Décrite par le Parisien, l’existence d’une photo où Laurent serait « attablé devant des assiettes bien garnies à l’extérieur d’un bungalow, en compagnie de Claude et de deux autres camarades de tricherie », pourrait constituer une pièce à conviction, assurent les deux avocats.

Toutefois, le quotidien parisien assure qu’ALP a connaissance de l’existence de ce cliché mais n’en dispose pas pour autant. De plus, pour garantir que la preuve est fiable « il faudrait que la personne qui a pris la photo témoigne », ajoute Me Porlon. « En tout cas, ce soir, si une sanction est prise, c’est qu’il y a eu une preuve. »

Ce dont veut s’assurer la société de production c’est que lorsqu’une sanction sera prise, elle ne soit pas contestée par les personnes concernées, ce qui ajouterait des remous à la polémique. D’autant que les candidats qui n’ont pas été impliqués dans la triche pourraient à leur tour intenter un recours contre la production.

C’est pour cette raison qu’elle semble chercher par tous les moyens de faire avouer les principaux concernés.

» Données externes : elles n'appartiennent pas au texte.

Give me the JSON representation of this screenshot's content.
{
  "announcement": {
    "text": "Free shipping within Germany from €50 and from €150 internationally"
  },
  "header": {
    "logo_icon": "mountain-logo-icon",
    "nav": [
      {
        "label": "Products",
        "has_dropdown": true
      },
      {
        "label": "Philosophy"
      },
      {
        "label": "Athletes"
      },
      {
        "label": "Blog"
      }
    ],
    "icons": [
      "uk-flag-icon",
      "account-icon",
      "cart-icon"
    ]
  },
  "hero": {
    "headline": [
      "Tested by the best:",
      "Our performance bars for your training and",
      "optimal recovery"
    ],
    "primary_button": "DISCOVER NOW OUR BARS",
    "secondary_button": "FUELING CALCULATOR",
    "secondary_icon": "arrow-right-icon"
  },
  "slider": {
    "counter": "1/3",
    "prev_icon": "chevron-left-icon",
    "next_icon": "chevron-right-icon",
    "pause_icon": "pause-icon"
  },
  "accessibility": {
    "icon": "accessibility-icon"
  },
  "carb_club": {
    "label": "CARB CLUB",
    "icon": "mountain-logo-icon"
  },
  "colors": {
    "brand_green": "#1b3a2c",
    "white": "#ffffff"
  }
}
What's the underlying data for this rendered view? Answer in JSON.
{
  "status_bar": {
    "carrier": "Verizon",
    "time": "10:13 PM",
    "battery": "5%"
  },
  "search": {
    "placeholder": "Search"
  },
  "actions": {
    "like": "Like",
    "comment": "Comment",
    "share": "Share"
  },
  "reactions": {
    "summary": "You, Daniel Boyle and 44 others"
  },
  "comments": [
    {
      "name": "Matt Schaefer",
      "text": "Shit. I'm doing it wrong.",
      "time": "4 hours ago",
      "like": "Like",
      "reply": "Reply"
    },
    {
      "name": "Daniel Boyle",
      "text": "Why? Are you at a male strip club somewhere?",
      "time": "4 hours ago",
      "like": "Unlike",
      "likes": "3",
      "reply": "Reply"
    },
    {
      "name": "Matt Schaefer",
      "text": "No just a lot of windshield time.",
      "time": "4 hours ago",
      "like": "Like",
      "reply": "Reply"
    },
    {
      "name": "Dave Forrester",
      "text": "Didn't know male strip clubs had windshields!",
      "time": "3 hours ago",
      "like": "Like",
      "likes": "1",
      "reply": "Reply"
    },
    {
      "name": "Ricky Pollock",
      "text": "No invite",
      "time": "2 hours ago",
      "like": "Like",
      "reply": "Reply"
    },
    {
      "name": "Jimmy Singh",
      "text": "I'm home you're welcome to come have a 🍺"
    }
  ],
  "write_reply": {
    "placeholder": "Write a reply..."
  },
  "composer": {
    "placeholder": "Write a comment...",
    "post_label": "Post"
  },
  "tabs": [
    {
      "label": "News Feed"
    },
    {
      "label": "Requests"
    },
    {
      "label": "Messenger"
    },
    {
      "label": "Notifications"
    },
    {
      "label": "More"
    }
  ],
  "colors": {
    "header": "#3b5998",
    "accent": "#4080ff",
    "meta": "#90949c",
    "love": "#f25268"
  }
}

Quel est l’enjeu pour la société de production ?

Car la production joue gros. Très populaire, l’émission a drainé cette saison entre 3,8 et 5,5 millions de téléspectateurs par semaine, en baisse par rapport aux trois saisons diffusées depuis le début du premier confinement. « Koh-Lanta » est donc une source de revenus publicitaires importante pour TF1 et son image égratignée pourrait encore réduire les audiences et donc les recettes générées par l’émission.

Le choix de révéler ou non la tricherie si elle est prouvée revient à la production. Elle doit ensuite évaluer le « rapport coût avantage » d’en parler dans l’émission. Car de telles révélations ont un impact « en termes d’images » pour l’émission qui ne cesse de louer les valeurs sportives de ses candidats, mais il peut être moins important que « les conséquences juridiques » qui pourraient toucher la production si elle décidait de camoufler la triche sans aucune sanction, détaille Me Ingelaere.

Les candidats concernés peuvent aussi y perdre des plumes car la notoriété apportée par l’émission leur permet de conclure des contrats où ils vendent leur image pour promouvoir des marques sur les réseaux sociaux, par exemple.

En tout cas, les deux avocats contactés l’assurent, si un point final est posé sur cette affaire ce 14 décembre, on ne saura jamais comment s’est arrangée la production pour y parvenir. Car « des accords secrets auront pu être conclus » lors des rencontres entre les candidats et la production pour que chacun y trouve son compte.